Compulsory military service
The proposal of compulsory military service that has been resurfaced, by Minister Milinda Moragoda, is evoking much interest even though the topic of the times is about peace.
He points out that this has been proposed by Prime Minister Ranil Wickremasinghe when he was the Minister of Youth Affairs some years ago. Mr. Moragodas proposal is not directed to the current military situation and he is thinking in terms of broader objectives like instilling a sense of discipline among youth and living and working together with those who may be speaking a different language and belonging to different communities.

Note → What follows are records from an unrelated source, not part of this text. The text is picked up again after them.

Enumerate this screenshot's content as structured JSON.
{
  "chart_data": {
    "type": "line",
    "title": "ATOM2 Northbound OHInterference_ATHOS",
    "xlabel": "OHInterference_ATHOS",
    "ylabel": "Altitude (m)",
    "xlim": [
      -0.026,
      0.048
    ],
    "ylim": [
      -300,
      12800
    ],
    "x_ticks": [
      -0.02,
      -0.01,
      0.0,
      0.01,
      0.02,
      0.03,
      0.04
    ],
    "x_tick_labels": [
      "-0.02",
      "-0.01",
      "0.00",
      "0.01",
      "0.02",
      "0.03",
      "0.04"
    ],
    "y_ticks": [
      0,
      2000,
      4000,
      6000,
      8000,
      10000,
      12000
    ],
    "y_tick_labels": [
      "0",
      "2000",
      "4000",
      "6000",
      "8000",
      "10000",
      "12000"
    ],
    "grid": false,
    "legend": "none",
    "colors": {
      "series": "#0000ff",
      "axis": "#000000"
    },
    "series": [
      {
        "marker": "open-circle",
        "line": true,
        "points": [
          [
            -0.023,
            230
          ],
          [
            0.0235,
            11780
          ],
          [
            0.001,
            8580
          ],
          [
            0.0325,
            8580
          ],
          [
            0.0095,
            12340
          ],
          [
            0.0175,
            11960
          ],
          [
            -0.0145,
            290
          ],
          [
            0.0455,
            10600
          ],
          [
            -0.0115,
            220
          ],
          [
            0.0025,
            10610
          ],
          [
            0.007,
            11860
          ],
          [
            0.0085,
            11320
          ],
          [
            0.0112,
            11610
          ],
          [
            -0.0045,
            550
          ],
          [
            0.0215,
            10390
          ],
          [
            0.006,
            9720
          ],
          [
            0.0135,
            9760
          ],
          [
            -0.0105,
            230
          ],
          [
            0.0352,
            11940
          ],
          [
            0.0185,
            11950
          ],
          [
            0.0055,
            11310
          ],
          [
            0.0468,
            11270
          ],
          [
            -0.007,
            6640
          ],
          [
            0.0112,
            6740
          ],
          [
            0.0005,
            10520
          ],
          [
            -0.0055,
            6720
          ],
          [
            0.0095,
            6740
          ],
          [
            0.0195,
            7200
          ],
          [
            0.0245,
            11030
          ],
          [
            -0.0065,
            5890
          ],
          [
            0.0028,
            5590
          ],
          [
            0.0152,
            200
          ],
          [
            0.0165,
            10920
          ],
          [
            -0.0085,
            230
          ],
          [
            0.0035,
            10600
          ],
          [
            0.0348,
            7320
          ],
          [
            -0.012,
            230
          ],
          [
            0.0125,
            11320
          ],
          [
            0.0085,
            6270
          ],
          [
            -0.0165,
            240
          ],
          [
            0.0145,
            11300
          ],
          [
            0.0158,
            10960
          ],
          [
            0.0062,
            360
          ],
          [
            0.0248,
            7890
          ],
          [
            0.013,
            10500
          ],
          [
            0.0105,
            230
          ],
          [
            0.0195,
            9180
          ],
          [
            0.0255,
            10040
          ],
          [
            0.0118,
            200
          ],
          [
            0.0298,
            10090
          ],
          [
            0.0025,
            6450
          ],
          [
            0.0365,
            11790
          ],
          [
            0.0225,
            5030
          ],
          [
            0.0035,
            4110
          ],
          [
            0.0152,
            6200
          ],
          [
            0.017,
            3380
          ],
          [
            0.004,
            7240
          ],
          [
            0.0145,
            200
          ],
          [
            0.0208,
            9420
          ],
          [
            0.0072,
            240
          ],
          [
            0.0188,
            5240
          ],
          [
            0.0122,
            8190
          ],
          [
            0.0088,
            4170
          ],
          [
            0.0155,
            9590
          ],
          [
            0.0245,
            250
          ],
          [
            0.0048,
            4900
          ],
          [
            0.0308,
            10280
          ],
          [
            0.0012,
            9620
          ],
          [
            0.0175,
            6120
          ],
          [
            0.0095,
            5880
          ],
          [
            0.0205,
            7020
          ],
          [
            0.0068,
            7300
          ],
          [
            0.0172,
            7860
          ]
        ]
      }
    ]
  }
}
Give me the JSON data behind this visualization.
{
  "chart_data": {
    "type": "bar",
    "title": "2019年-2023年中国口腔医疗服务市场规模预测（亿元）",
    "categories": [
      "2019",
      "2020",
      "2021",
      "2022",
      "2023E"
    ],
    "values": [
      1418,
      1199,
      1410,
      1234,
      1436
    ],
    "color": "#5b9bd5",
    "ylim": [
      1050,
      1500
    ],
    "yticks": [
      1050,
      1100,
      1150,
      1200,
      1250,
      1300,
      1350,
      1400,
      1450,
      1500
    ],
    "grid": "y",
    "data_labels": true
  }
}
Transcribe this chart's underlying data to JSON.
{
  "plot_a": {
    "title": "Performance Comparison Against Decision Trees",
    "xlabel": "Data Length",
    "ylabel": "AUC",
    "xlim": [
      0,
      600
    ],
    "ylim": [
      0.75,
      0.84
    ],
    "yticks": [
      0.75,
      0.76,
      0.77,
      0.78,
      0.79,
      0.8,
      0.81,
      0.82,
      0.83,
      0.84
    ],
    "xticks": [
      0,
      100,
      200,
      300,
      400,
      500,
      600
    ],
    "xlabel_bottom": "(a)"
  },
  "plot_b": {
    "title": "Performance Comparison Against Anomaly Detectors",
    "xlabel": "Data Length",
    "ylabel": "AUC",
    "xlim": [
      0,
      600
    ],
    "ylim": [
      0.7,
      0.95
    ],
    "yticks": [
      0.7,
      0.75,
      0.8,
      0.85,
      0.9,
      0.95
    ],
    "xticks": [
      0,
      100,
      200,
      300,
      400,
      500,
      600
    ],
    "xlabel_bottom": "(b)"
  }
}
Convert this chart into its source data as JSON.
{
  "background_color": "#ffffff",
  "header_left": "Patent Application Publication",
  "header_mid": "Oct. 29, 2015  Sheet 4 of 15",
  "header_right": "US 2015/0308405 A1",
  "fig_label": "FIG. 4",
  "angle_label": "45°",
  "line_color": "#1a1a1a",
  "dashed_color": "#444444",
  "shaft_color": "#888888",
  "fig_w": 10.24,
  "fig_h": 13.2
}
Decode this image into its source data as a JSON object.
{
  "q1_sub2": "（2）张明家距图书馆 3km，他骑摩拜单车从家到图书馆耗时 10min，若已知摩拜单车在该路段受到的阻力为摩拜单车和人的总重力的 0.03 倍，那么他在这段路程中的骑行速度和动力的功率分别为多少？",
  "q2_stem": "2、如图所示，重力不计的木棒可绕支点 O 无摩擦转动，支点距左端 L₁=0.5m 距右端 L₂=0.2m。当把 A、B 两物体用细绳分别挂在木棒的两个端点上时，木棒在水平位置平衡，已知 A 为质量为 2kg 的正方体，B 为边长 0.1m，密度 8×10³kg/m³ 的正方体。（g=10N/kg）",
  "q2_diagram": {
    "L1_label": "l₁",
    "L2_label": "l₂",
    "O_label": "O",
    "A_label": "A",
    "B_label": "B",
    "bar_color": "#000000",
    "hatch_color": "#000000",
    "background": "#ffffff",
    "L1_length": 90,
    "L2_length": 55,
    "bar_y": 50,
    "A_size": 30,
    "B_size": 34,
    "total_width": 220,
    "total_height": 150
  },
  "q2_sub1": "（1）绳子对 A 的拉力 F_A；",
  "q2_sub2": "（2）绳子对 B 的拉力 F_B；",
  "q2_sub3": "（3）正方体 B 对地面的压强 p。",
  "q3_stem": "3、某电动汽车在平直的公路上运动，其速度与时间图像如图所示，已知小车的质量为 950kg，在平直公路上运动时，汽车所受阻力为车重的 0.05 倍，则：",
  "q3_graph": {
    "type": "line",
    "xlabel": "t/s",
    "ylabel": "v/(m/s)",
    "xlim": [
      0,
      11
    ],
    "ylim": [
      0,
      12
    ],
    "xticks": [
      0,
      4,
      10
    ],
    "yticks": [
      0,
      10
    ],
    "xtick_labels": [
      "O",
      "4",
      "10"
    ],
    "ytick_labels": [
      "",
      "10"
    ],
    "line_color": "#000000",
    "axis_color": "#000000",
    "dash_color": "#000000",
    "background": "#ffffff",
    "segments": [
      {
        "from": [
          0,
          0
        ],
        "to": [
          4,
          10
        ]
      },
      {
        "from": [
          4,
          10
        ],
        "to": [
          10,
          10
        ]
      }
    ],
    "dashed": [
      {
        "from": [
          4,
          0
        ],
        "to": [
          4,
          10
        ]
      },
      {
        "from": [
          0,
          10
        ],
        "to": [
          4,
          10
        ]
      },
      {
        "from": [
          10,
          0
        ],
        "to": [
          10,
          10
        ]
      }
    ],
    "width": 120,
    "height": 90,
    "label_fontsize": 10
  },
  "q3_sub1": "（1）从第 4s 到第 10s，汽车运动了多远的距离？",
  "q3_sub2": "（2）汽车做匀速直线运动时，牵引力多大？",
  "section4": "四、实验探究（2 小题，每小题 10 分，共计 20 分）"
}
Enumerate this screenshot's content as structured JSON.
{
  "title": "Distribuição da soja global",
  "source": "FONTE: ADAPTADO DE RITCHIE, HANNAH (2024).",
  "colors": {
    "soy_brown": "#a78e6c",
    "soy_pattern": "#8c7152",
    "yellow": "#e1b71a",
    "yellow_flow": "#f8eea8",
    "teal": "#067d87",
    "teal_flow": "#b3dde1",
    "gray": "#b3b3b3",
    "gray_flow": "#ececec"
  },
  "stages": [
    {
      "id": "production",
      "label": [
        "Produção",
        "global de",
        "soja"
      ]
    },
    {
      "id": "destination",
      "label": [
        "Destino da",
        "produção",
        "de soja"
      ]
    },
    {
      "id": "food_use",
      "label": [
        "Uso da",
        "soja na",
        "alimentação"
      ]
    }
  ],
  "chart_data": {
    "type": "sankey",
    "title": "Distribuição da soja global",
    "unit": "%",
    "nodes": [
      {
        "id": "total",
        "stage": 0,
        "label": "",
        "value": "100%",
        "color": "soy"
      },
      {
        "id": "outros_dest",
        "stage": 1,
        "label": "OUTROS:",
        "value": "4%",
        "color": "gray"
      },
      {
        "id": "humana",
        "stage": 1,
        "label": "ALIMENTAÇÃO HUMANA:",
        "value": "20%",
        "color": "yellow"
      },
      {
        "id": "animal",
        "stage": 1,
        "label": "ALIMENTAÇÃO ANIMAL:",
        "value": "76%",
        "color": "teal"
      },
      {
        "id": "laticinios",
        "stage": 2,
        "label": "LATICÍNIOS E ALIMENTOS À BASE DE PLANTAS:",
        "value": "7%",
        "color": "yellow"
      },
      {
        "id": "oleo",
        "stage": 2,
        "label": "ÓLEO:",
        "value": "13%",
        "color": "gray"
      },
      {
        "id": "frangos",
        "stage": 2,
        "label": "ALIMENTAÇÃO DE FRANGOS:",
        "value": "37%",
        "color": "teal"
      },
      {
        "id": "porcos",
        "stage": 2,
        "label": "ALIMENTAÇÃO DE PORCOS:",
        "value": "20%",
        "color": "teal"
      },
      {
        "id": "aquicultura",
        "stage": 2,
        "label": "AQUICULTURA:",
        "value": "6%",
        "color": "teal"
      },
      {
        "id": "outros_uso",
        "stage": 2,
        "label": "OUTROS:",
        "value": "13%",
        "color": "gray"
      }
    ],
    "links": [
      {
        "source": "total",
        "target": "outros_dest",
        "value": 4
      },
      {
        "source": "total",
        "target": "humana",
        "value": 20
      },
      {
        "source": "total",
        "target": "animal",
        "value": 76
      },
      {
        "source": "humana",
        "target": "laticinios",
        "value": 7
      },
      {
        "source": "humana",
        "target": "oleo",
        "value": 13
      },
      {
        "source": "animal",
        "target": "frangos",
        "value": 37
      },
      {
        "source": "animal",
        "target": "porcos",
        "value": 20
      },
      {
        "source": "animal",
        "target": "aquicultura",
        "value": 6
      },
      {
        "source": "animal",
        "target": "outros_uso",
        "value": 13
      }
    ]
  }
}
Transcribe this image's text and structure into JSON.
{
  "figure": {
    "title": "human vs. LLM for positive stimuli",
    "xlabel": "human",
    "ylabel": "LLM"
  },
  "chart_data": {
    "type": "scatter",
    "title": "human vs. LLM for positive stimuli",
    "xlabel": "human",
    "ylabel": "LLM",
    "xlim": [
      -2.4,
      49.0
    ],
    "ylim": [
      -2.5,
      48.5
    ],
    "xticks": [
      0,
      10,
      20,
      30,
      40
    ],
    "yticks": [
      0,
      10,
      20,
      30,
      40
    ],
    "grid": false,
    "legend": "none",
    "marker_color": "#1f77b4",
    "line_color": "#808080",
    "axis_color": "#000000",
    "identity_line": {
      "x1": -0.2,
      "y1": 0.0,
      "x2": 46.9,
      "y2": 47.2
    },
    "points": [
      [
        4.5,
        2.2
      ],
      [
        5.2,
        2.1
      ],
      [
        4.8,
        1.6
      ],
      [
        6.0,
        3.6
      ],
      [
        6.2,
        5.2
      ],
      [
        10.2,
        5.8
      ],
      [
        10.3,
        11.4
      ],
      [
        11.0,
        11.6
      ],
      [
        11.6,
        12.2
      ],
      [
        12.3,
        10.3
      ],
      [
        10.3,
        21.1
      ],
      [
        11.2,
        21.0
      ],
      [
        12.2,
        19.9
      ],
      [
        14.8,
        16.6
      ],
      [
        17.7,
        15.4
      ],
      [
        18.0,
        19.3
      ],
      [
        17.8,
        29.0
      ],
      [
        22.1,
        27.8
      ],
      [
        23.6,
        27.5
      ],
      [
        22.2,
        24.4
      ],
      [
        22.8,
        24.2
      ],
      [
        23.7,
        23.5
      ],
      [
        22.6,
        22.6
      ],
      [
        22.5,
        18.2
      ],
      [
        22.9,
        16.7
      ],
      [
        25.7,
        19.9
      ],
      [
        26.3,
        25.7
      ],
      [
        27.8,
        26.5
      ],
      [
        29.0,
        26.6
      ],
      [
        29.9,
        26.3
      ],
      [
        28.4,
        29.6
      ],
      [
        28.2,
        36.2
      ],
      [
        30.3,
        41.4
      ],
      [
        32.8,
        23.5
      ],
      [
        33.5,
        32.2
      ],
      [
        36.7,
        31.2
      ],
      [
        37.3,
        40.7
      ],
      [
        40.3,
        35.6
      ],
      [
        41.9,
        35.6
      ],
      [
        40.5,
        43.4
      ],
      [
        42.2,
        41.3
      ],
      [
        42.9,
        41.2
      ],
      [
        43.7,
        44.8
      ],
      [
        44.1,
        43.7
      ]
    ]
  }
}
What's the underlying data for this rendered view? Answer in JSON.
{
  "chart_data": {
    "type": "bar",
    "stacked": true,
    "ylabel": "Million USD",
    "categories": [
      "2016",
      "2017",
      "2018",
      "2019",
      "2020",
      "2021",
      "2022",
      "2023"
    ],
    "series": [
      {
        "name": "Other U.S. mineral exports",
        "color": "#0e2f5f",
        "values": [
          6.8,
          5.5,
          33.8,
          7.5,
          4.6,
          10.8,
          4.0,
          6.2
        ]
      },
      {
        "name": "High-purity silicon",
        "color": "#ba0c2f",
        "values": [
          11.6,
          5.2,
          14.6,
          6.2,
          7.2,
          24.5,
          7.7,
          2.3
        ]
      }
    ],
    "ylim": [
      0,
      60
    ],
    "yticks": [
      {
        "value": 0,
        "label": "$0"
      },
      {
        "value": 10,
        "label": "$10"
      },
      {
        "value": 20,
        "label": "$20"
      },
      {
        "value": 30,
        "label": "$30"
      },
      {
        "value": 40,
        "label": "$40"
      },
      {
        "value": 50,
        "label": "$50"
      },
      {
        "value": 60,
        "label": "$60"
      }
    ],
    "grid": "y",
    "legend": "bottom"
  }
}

These are certainly worthwhile objectives but the basic function of compulsory service is to prepare young people in the art of defence of the country both against internal and external aggression.
Indeed, the current plight of the country and the present siutation may have been avoided had a system of compulsory military service been in operation.
Compulsory military service implies recruitment from all sections of society and not the kind of voluntary recruitment that has been going on where the vast bulk of the armed forces comprises those of poorer sections of the community who were in need of employment. This is different in case of the officer cadres where middle class young men joined on their own volition. The rank and file, however, were attracted mainly because of employment.
If the sons and daughters of the affluent sections of society were brought into this conflict, it would have been conducted with much circumspection to achieve military and not political objective as what happened. Those commanding operations would have had to be military professionals and not politicians. Corruption in the purchases of armaments that resulted in the slaughter of our servicemen would not have been possible if the lives of the children of the high and mighty were at stake.
For a scheme of compulsory military service to succeed, it is essential that the people should be inspired to do so by the leaders of the country. There cannot be forcible conscription if it does not seem to be applied fairly and squarely. Thus, it is essential that politicians and other leaders of society should lead the country in this respect.
If youthful politicians, even those of Mr. Moragodas age, sign on with their followers estimated at tens of thousands, the scheme cannot fail. Politicians cannot exclude themselves from the process and special arrangements could be made for them to be exempted from routine political work such as attendance of parliament.
The other feature is that children of the affluent, particularly of politicians should be made to give the lead. In these times we often hear of children of ministers with plenty of money to throw around carousing at nightclubs and being involved in brawls where their fathers bodyguards are summoned to their assistance.
Their indulgent fathers poor fellows who were not able to see the inside of a nightclub till they achieved high political office are very indulgent with their rowdy brood. One such father commenting on his sons behaviour had said: Boys will be boys.
Compulsory military service could make these delinquent boys real men and serve the country, but for this to happen the laws must be very stringently applied. It should be possible to recall even those studying abroad to return home and serve their period in the military services.
It will undoubtedly be a very difficult law to apply because of the parents natural inclination to protect their brood. Even Velupillai Prabakaran who believes in compulsory no forcible recruitment from the age of seven years, does apply it rigidly to his dear teenage son and daughter. If they are members of his fighting cadres his propaganda units would have made much of a song and dance about it but it has not happened. Probably they will end up in an European (probably Norwegian) or even American institution as an adjunct of the on going Peace Process, proscriptions of foreign terrorist organisations et al notwithstanding!
While many countries have compulsory military training the element of compulsion rarely comes into play. In Britain, members of the royal family invariably serve in the armed services. During the two World Wars members of the royal family have been killed in battle. It is said that about half of the best of British aristocracy died in World War 11.
With the pacifist anti-war sentiment in full cry and the womens peace sirens screaming at full blast, we doubt very much whether this compulsory military proposal of Mr. Moragoda will go through. Besides there has been a high rate of desertions from the armed services because of the extremely poor conditions of service. Even today, serviceman serving in the North and East find it extremely difficult to come on home leave because of the inadequacy of transport facilities.
Nonetheless, Mr. Moragodas proposal is worthwhile on the basis of long-term nation building. Even if the War is ended soon, the armed forces cannot be disbanded to the state of a ceremonial force. Events of the past quarter century had shown that, We need a modern, compact effective fighting force as required by our internal and external threats. Above all, the entire nation needs a sense of discipline as pointed out by Mr. Moragoda.